Create a web camera object by executing the following commands on the MATLAB prompt.
bbb = beaglebone;
Check the AvailableWebcams property of the bbb object to find the web camera name. Create webcam object using this name. Without specifying the camera name, it uses the one found automatically.
cam = webcam(bbb);
The cam is a handle to a webcam object. Let's display the images captured from web camera in MATLAB.
for i = 1:100 img = snapshot(cam); imagesc(img); drawnow; end
Extract color components
We will extract three 2D matrices from the 3D image data corresponding to the red, green, and blue components of the image. Before proceeding with the rest of the example, we will load a saved image. We will make sure our algorithm works on the test image before moving on to live data.
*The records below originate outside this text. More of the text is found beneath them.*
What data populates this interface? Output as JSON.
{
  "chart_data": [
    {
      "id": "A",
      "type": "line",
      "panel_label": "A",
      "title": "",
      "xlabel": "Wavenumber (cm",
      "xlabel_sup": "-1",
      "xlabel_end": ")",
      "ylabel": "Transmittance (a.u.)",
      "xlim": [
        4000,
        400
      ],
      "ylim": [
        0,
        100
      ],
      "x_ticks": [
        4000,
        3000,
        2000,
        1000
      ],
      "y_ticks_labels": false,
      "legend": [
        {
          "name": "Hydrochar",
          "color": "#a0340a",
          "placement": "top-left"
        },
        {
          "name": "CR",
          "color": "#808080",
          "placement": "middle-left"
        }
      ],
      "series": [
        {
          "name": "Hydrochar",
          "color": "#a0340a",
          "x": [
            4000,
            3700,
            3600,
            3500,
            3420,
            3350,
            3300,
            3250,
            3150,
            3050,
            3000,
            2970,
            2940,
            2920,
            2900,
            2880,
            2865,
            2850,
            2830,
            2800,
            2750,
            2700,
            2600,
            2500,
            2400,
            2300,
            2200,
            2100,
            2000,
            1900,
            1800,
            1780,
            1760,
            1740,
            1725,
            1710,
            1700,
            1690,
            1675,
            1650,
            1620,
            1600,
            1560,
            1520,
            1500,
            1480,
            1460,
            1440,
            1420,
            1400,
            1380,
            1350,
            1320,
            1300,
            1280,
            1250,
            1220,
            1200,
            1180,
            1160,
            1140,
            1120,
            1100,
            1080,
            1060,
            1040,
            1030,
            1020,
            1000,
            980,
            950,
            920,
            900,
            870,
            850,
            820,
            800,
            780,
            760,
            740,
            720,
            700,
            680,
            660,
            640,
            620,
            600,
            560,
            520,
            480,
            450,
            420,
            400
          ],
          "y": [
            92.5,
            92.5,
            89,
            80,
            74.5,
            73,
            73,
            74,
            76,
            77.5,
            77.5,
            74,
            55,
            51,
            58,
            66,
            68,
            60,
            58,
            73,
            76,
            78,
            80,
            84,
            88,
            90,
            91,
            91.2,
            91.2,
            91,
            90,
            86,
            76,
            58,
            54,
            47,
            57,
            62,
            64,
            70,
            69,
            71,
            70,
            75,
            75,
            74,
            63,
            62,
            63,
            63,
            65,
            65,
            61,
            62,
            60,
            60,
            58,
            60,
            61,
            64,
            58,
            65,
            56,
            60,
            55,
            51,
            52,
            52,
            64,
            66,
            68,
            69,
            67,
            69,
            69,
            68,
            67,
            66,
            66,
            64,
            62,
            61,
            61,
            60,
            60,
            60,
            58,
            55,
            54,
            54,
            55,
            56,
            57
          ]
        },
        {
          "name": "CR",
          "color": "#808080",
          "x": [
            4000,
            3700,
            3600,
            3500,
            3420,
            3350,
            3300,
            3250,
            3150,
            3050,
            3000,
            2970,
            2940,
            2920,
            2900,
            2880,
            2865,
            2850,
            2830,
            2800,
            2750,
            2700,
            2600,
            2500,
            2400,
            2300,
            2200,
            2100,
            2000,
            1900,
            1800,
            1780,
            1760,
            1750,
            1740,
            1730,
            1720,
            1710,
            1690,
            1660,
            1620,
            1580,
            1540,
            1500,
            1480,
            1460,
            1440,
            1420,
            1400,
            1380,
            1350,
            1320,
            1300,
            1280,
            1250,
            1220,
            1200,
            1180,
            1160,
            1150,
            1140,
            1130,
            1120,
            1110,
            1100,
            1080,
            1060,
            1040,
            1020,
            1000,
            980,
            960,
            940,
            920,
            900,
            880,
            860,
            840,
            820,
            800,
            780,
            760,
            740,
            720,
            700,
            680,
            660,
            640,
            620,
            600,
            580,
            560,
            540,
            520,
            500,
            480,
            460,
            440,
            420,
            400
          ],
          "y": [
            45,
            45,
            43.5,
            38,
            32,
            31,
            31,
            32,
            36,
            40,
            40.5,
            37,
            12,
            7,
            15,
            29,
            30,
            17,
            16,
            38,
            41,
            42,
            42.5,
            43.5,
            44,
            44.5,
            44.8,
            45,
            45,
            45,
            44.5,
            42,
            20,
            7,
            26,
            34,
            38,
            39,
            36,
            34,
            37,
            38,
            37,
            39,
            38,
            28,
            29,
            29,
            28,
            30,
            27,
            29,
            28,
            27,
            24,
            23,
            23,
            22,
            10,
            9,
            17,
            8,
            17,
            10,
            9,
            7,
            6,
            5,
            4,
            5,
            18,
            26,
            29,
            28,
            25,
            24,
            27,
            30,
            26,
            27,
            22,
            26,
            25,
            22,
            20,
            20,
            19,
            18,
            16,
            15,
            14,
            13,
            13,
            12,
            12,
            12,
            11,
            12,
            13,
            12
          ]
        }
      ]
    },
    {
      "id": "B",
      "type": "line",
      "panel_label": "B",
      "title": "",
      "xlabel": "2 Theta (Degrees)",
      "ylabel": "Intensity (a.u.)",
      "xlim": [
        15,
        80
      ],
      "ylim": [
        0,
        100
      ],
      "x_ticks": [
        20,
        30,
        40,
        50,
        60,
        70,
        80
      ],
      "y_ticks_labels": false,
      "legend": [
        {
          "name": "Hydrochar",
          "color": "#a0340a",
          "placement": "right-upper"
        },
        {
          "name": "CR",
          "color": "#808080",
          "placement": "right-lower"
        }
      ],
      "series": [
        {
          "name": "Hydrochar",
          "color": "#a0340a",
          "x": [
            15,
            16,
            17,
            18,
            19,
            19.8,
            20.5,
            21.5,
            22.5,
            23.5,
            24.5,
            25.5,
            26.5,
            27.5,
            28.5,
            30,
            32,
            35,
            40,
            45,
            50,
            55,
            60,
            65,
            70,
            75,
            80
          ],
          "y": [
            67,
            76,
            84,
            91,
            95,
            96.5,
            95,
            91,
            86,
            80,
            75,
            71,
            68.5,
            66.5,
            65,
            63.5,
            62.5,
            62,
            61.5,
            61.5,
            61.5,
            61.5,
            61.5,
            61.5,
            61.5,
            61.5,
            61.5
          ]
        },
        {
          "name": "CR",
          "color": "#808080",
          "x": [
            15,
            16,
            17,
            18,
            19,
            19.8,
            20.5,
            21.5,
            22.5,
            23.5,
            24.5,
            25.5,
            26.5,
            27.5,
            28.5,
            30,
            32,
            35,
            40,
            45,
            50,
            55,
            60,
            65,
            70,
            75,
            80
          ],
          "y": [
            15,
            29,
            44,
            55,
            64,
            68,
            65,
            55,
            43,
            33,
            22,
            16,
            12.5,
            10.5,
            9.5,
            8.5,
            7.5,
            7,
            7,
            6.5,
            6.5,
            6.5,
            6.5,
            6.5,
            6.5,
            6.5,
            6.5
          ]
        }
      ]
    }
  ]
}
img = imread('tennis_ball.jpg'); imagesc(img); r = img(:, :, 1); g = img(:, :, 2); b = img(:, :, 3);
Next we approximate the intensity of the green component
justGreen = g - r/2 - b/2;
Threshold the green image
We threshold the image to find the regions of image that we consider to be green enough.
bw = justGreen > 40; imagesc(bw);
Find the center of the image and mark it with a dot.
[x, y] = find(bw); if ~isempty(x) && ~isempty(y) xm = round(mean(x)); ym = round(mean(y)); xx = max(1, xm-5):min(xm+5, size(bw, 1)); yy = max(1, ym-5):min(ym+5, size(bw, 2)); bwbw = zeros(size(bw), 'uint8'); bwbw(xx, yy) = 255; end imagesc(justGreen + bwbw);
Run detection algorithm on live data
We can create a MATLAB function, trackball.m, out of the MATLAB code we developed in the previous sections of this example. View the MATLAB function in the editor.
The function trackball() takes an image and a threshold for green detection and returns the results of green detection algorithm. We will call this function on the images captured in a loop. Before running the MATLAB code snippet below, get hold of a tennis ball and place it in the view of the BeagleBone Black Web Camera. While the MATLAB code is running, move the ball around.
figure; for i = 1:200 [img, bw] = trackball(snapshot(cam), 40); subplot(2, 1, 1); imagesc(img); subplot(2, 1, 2); imagesc(bw); drawnow; end
This example introduced the an application example where images coming from BeagleBone Black with a Web Camera are processed with a simple green detection algorithm. This algorithm has subsequently been used to track a tennis ball.